5 thoughts on “Singleness as Identity, Context or Vocation

  1. Justin – I am glad I have found this website – I can relate to your experiences growing up as a guy. I never dated in college. My intent is not to %100 blame women for that as there were a mixture of issues involved. Some of them were my own responsibility.

    You providing a place to give men advice about women is a wonderful thing. Growing up, I had to go through a similar process you did – eventually I got it; however, I do feel misled by the church because there is so much more to dating than just being a great Christian man. Learning this the hard way was part of the problem.

    If any other guy is reading this looking for advice – I will share a couple of things that have worked for me on multiple occasions.
    1: Learn what makes people laugh and develop a great sense of humor. This has opened up a lot of opportunities for me.
    2: Learn ballroom dancing – not every woman will appreciate this – but without a doubt, I have been more aggressively pursued by women on the dance floor than in any other social environment. I could write a book about it. Once you learn to lead well, you will eventually see results.

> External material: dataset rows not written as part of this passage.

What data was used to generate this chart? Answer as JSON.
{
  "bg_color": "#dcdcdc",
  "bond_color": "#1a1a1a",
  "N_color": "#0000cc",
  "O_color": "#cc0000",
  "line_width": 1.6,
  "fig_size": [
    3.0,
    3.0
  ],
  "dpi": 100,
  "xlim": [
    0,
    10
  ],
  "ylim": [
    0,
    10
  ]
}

    Keep up the good work.

  2. “learn” what makes people laugh. Vulgar humor does. Put downs on others. Negging and making yourself better than others usually brings howls of laughter. Yes, I am talking about inside the church

    • I agree that crude humor tends to be a problem even in churches. Still, your viewing my advice to negatively, I think. You can tell a funny joke, have a good sense of humor, and develop your own personality without having to insult others or tell dirty jokes. You don’t have to conform to the standard of this world in order to be funny – and have women interested in you.

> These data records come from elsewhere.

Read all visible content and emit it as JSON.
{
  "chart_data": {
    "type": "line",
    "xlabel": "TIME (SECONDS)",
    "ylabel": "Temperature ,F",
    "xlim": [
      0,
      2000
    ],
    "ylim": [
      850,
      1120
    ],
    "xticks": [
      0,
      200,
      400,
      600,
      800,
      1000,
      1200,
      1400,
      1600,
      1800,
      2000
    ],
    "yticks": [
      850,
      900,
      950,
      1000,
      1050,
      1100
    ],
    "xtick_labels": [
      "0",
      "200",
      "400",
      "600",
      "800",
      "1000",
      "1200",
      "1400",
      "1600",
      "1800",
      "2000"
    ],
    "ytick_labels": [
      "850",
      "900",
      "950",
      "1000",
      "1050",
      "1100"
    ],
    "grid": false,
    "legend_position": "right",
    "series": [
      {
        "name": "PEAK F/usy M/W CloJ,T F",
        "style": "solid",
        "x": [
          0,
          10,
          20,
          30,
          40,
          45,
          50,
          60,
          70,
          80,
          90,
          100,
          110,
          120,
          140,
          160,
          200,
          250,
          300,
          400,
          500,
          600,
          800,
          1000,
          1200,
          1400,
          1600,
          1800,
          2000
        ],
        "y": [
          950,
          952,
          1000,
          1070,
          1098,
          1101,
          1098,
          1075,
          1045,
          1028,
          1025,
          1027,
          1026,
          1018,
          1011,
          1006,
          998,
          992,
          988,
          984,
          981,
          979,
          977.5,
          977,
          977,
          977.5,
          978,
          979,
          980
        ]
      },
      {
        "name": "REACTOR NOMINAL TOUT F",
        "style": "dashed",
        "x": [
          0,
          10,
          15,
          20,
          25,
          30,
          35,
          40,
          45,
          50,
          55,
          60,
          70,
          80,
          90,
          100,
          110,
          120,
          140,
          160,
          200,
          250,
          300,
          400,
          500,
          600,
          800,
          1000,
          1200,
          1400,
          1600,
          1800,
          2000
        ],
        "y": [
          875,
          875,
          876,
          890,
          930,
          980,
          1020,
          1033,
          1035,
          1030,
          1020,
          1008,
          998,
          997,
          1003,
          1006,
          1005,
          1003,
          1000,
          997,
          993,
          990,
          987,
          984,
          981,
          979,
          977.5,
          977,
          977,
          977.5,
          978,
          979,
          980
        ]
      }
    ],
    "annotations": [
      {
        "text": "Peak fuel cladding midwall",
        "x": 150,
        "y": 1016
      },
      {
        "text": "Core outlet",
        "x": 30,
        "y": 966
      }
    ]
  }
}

      • An incident of this was reported in ancient China…..scholars debate its authenticity…….

  3. Justin – How appropriate that I find your site tonight–Sat. 5/13/2017–Tomorrow being Mother’s Day. For I’ve been a ‘barren womb’ all my life–now age 71, almost 72. My own Mom had four children–a lovely lady. But I had to face total SHAME on Mother’s Day in Churches. I was once married, but abandoned after 3 yrs. I never remarried. My Mom was 90 when she died–and her last words to me were, “You’re just an OLD MAID.” She always thougtht my being SINGLE was a ‘death sentence’–believing I had KILLED myself. My own Mother never understood me. How would society or the Church ever understand? I have been ‘rejected’ and ‘despised’ for 40 yrs.
    I could never convince my Mom or any Church that I was given the greatest ‘gift’ befitting a saint of God–to live with one heart, undivided, steadfast and immovable on the Rock–to have such affections for Christ — to live holy in body and in spirit. Such a great ‘mystery’ to those who are still struggling with their fleshly heart’s desires. As one Minister said, ‘ALL WOMEN LUST.’ They don’t believe my report that when the Lord called me to Himself–He told me that I would never live for myself again–meaning that I had to learn to lean on Jesus (no Church to give me fellowship or understanding). The problem lies in that though I am ‘gifted’–(1) Speaking in Tongues/Singing in Tongues, (2) Celibacy (3) Total Devotion ONLY to Christ Jesus—I will not make a VOW to any ‘church’ (membership pledge). I have no ‘affections’ for ‘doctrines of men’. This sets me ‘apart’ right away from Christians that see nothing wrong (sin) in making ‘vows’ to ‘groups’. Religion is all about Group Vows. I have not been accepted as even being ‘saved’ because I refused to ‘vow’ to any ‘church’ or ‘group’. And I’m REJECTED, SCORNED, TOLD I AM UNSAVED, especially by the MINISTSRY–those PILLARS of Protestantism–who follow the teachings of Luther and Calvin–who abhorred ‘celibacy’. Our Lord has chosen me–I NEVER CHOSE ‘CELIBACY’…why would I want to be seen as having a ‘Disabiity’ by Protestants? My ‘gift’ is not associated with any vocation…it is a ‘position’ in Christ…to stand before Him…having submitted to His will for my life…so I will forever be shamed each Mother’s Day by Christians worldwide, for the purpose of the Kingdom of God…for the glory of Jesus have I been chosen to ‘bear the Cross of SHAME for Christ.” This is how I KNOW HIM. He truly wipes away every tear, and He upholds me in every way.